In September, Gottfried also told me, "I have had no ideological collaboration with Richard Spencer for years, and given the direction he's going, I doubt that I'll have much to do with him politically in this lifetime." But this isn't strictly true if you count the 2015 book they co-edited published by Spencer's Radix imprint. Nor is it true if you count even more recent mentions in print.

In August of this year, less than two months before we spoke, Gottfried wrote a column defending the alt-right in which he described Spencer as a "charismatic presence, in contrast to the nebbishes for Hillary." He went further: "I fully share [Spencer's] contemptuous attitude toward multicultural totalitarianism, and unlike Conservatism Inc., Richard is fearless in going after our self-appointed thought censors." But added, finally, "I wish Richard would think more often before he blurts out reckless indiscretions. Shocking one's listener has its limits, certainly in terms of traditional standards of taste."

Speaking of Spencer and of himself, Gottfried said, "I think it is probably a trick that history plays on thinkers. But I think you're right—he says that I'm his mentor. I think I'm his reluctant mentor, I'm not particularly happy about it." He sighed. "Whenever I look at Richard, I see my ideas coming back in a garbled form."

There is a shearing, centrifugal force to Gottfried's intellect. It splits the center and flings ideas out; they land where they will. For more than 20 years, he has tried to build a postfascist, postconservative politics of the far-right. That Spencer and his acolytes wanted to cross the threshold into fascist thought and beliefs can't really be a surprise. And unlike Gottfried, whose relentless iconoclasm has also helped insulate him from certain temptations, most people, and especially those with strong interests in fascism, are turned on by power. If he has unleashed a force in the alt-right that will finally destroy the detested managerial state, it's a force that has people like Richard Spencer at its core. Since last week, when Spencer declared "Hail Trump" at a valedictory press conference at which attendees were photographed sieg heil-ing, there have been attempts by others on the alt-right to write him off as marginal and to rebrand their movement. If they are able to successfully rename themselves, it won't change this: Neo-nazism, while not the whole story, is one part of the alt-right, just as the alt-right is not nearly the whole story of Trump's victory but played a crucial part.

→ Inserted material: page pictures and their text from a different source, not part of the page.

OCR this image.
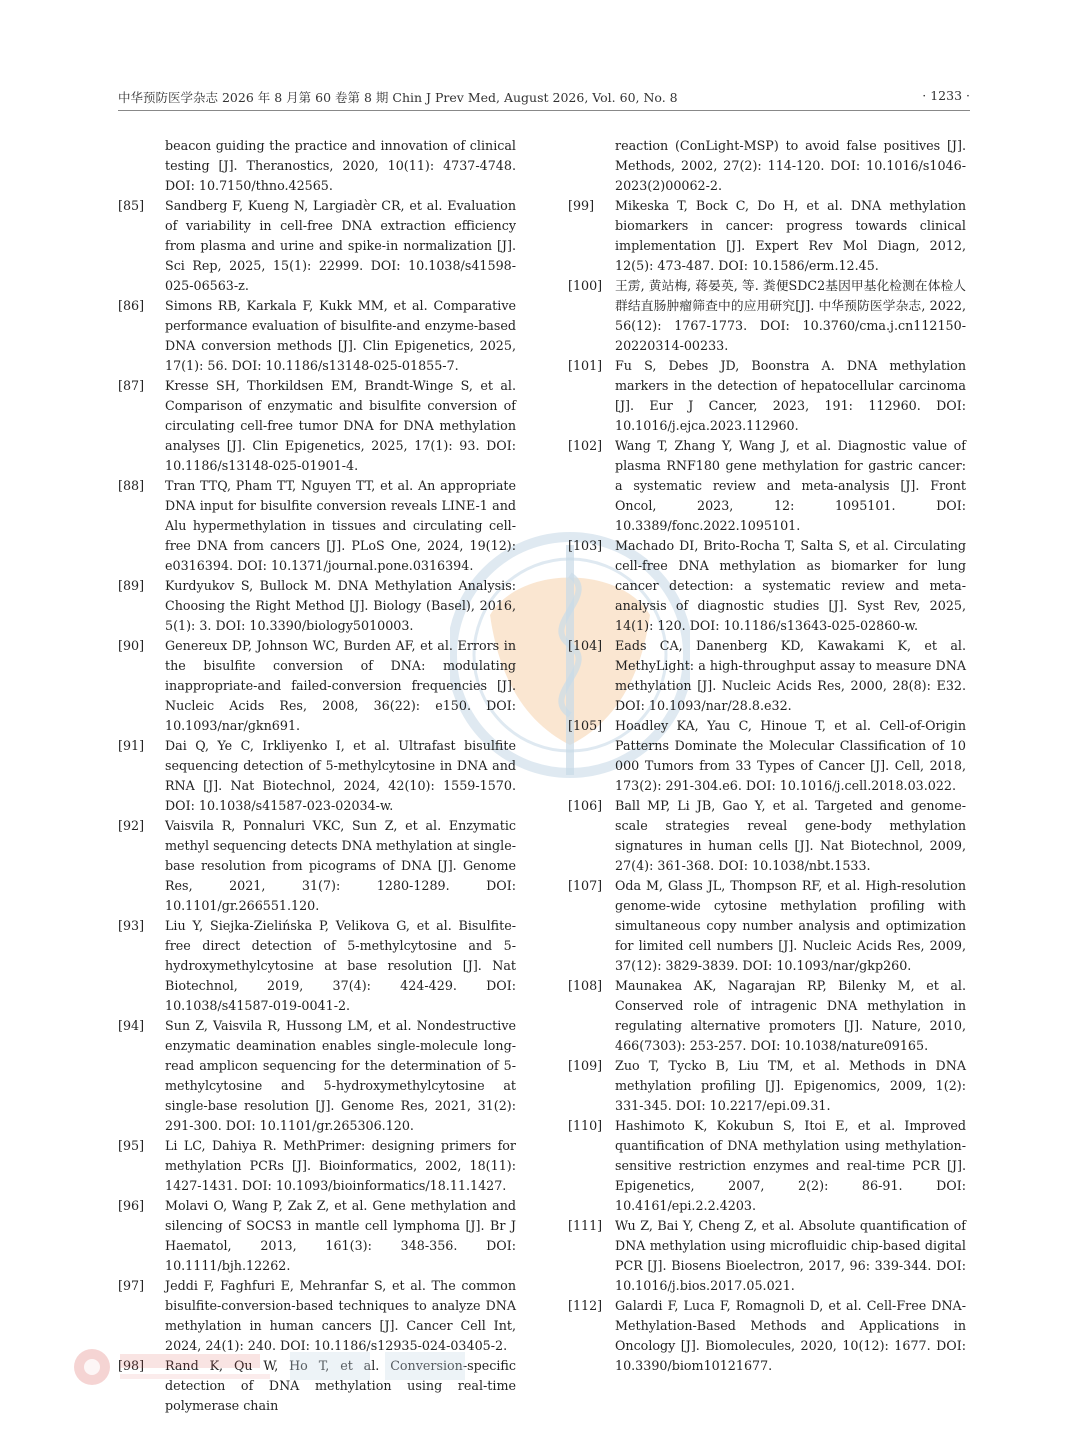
中华预防医学杂志 2026 年 8 月第 60 卷第 8 期 Chin J Prev Med, August 2026, Vol. 60, No. 8	· 1233 ·
beacon guiding the practice and innovation of clinical testing [J]. Theranostics, 2020, 10(11): 4737-4748. DOI: 10.7150/thno.42565.
[85]	Sandberg F, Kueng N, Largiadèr CR, et al. Evaluation of variability in cell-free DNA extraction efficiency from plasma and urine and spike-in normalization [J]. Sci Rep, 2025, 15(1): 22999. DOI: 10.1038/s41598-025-06563-z.
[86]	Simons RB, Karkala F, Kukk MM, et al. Comparative performance evaluation of bisulfite-and enzyme-based DNA conversion methods [J]. Clin Epigenetics, 2025, 17(1): 56. DOI: 10.1186/s13148-025-01855-7.
[87]	Kresse SH, Thorkildsen EM, Brandt-Winge S, et al. Comparison of enzymatic and bisulfite conversion of circulating cell-free tumor DNA for DNA methylation analyses [J]. Clin Epigenetics, 2025, 17(1): 93. DOI: 10.1186/s13148-025-01901-4.
[88]	Tran TTQ, Pham TT, Nguyen TT, et al. An appropriate DNA input for bisulfite conversion reveals LINE-1 and Alu hypermethylation in tissues and circulating cell-free DNA from cancers [J]. PLoS One, 2024, 19(12): e0316394. DOI: 10.1371/journal.pone.0316394.
[89]	Kurdyukov S, Bullock M. DNA Methylation Analysis: Choosing the Right Method [J]. Biology (Basel), 2016, 5(1): 3. DOI: 10.3390/biology5010003.
[90]	Genereux DP, Johnson WC, Burden AF, et al. Errors in the bisulfite conversion of DNA: modulating inappropriate-and failed-conversion frequencies [J]. Nucleic Acids Res, 2008, 36(22): e150. DOI: 10.1093/nar/gkn691.
[91]	Dai Q, Ye C, Irkliyenko I, et al. Ultrafast bisulfite sequencing detection of 5-methylcytosine in DNA and RNA [J]. Nat Biotechnol, 2024, 42(10): 1559-1570. DOI: 10.1038/s41587-023-02034-w.
[92]	Vaisvila R, Ponnaluri VKC, Sun Z, et al. Enzymatic methyl sequencing detects DNA methylation at single-base resolution from picograms of DNA [J]. Genome Res, 2021, 31(7): 1280-1289. DOI: 10.1101/gr.266551.120.
[93]	Liu Y, Siejka-Zielińska P, Velikova G, et al. Bisulfite-free direct detection of 5-methylcytosine and 5-hydroxymethylcytosine at base resolution [J]. Nat Biotechnol, 2019, 37(4): 424-429. DOI: 10.1038/s41587-019-0041-2.
[94]	Sun Z, Vaisvila R, Hussong LM, et al. Nondestructive enzymatic deamination enables single-molecule long-read amplicon sequencing for the determination of 5-methylcytosine and 5-hydroxymethylcytosine at single-base resolution [J]. Genome Res, 2021, 31(2): 291-300. DOI: 10.1101/gr.265306.120.
[95]	Li LC, Dahiya R. MethPrimer: designing primers for methylation PCRs [J]. Bioinformatics, 2002, 18(11): 1427-1431. DOI: 10.1093/bioinformatics/18.11.1427.
[96]	Molavi O, Wang P, Zak Z, et al. Gene methylation and silencing of SOCS3 in mantle cell lymphoma [J]. Br J Haematol, 2013, 161(3): 348-356. DOI: 10.1111/bjh.12262.
[97]	Jeddi F, Faghfuri E, Mehranfar S, et al. The common bisulfite-conversion-based techniques to analyze DNA methylation in human cancers [J]. Cancer Cell Int, 2024, 24(1): 240. DOI: 10.1186/s12935-024-03405-2.
[98]	Rand K, Qu W, Ho T, et al. Conversion-specific detection of DNA methylation using real-time polymerase chain
reaction (ConLight-MSP) to avoid false positives [J]. Methods, 2002, 27(2): 114-120. DOI: 10.1016/s1046-2023(2)00062-2.
[99]	Mikeska T, Bock C, Do H, et al. DNA methylation biomarkers in cancer: progress towards clinical implementation [J]. Expert Rev Mol Diagn, 2012, 12(5): 473-487. DOI: 10.1586/erm.12.45.
[100]	王雳, 黄站梅, 蒋晏英, 等. 粪便SDC2基因甲基化检测在体检人群结直肠肿瘤筛查中的应用研究[J]. 中华预防医学杂志, 2022, 56(12): 1767-1773. DOI: 10.3760/cma.j.cn112150-20220314-00233.
[101]	Fu S, Debes JD, Boonstra A. DNA methylation markers in the detection of hepatocellular carcinoma [J]. Eur J Cancer, 2023, 191: 112960. DOI: 10.1016/j.ejca.2023.112960.
[102]	Wang T, Zhang Y, Wang J, et al. Diagnostic value of plasma RNF180 gene methylation for gastric cancer: a systematic review and meta-analysis [J]. Front Oncol, 2023, 12: 1095101. DOI: 10.3389/fonc.2022.1095101.
[103]	Machado DI, Brito-Rocha T, Salta S, et al. Circulating cell-free DNA methylation as biomarker for lung cancer detection: a systematic review and meta-analysis of diagnostic studies [J]. Syst Rev, 2025, 14(1): 120. DOI: 10.1186/s13643-025-02860-w.
[104]	Eads CA, Danenberg KD, Kawakami K, et al. MethyLight: a high-throughput assay to measure DNA methylation [J]. Nucleic Acids Res, 2000, 28(8): E32. DOI: 10.1093/nar/28.8.e32.
[105]	Hoadley KA, Yau C, Hinoue T, et al. Cell-of-Origin Patterns Dominate the Molecular Classification of 10 000 Tumors from 33 Types of Cancer [J]. Cell, 2018, 173(2): 291-304.e6. DOI: 10.1016/j.cell.2018.03.022.
[106]	Ball MP, Li JB, Gao Y, et al. Targeted and genome-scale strategies reveal gene-body methylation signatures in human cells [J]. Nat Biotechnol, 2009, 27(4): 361-368. DOI: 10.1038/nbt.1533.
[107]	Oda M, Glass JL, Thompson RF, et al. High-resolution genome-wide cytosine methylation profiling with simultaneous copy number analysis and optimization for limited cell numbers [J]. Nucleic Acids Res, 2009, 37(12): 3829-3839. DOI: 10.1093/nar/gkp260.
[108]	Maunakea AK, Nagarajan RP, Bilenky M, et al. Conserved role of intragenic DNA methylation in regulating alternative promoters [J]. Nature, 2010, 466(7303): 253-257. DOI: 10.1038/nature09165.
[109]	Zuo T, Tycko B, Liu TM, et al. Methods in DNA methylation profiling [J]. Epigenomics, 2009, 1(2): 331-345. DOI: 10.2217/epi.09.31.
[110]	Hashimoto K, Kokubun S, Itoi E, et al. Improved quantification of DNA methylation using methylation-sensitive restriction enzymes and real-time PCR [J]. Epigenetics, 2007, 2(2): 86-91. DOI: 10.4161/epi.2.2.4203.
[111]	Wu Z, Bai Y, Cheng Z, et al. Absolute quantification of DNA methylation using microfluidic chip-based digital PCR [J]. Biosens Bioelectron, 2017, 96: 339-344. DOI: 10.1016/j.bios.2017.05.021.
[112]	Galardi F, Luca F, Romagnoli D, et al. Cell-Free DNA-Methylation-Based Methods and Applications in Oncology [J]. Biomolecules, 2020, 10(12): 1677. DOI: 10.3390/biom10121677.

The political crackup of the past year has aroused a level of fear and despair, and an almost-erotic thrill—all of it backed by the threat of violence—that no president will ever fully satisfy or exorcise. Night hasn't quite fallen yet on the old order, but it's dusk—the gloaming hour. We aren't even ready yet for a strange beast to be born. Instead, we're stuck for now with the odd pairings of familiar forms, like the union of racists and anti-anti-racists that Gottfried helped pioneer, and which is now a staple of the alt-right.

"I just do not want to be in the same camp with white nationalists," Gottfried told me. "As somebody whose family barely escaped from the Nazis in the '30s, I do not want to be associated with people who are pro-Nazi." But it is too late for that. As he once wrote about the followers of Leo Strauss: "One knows the tree by the fruit that it bears." The fruit is strange.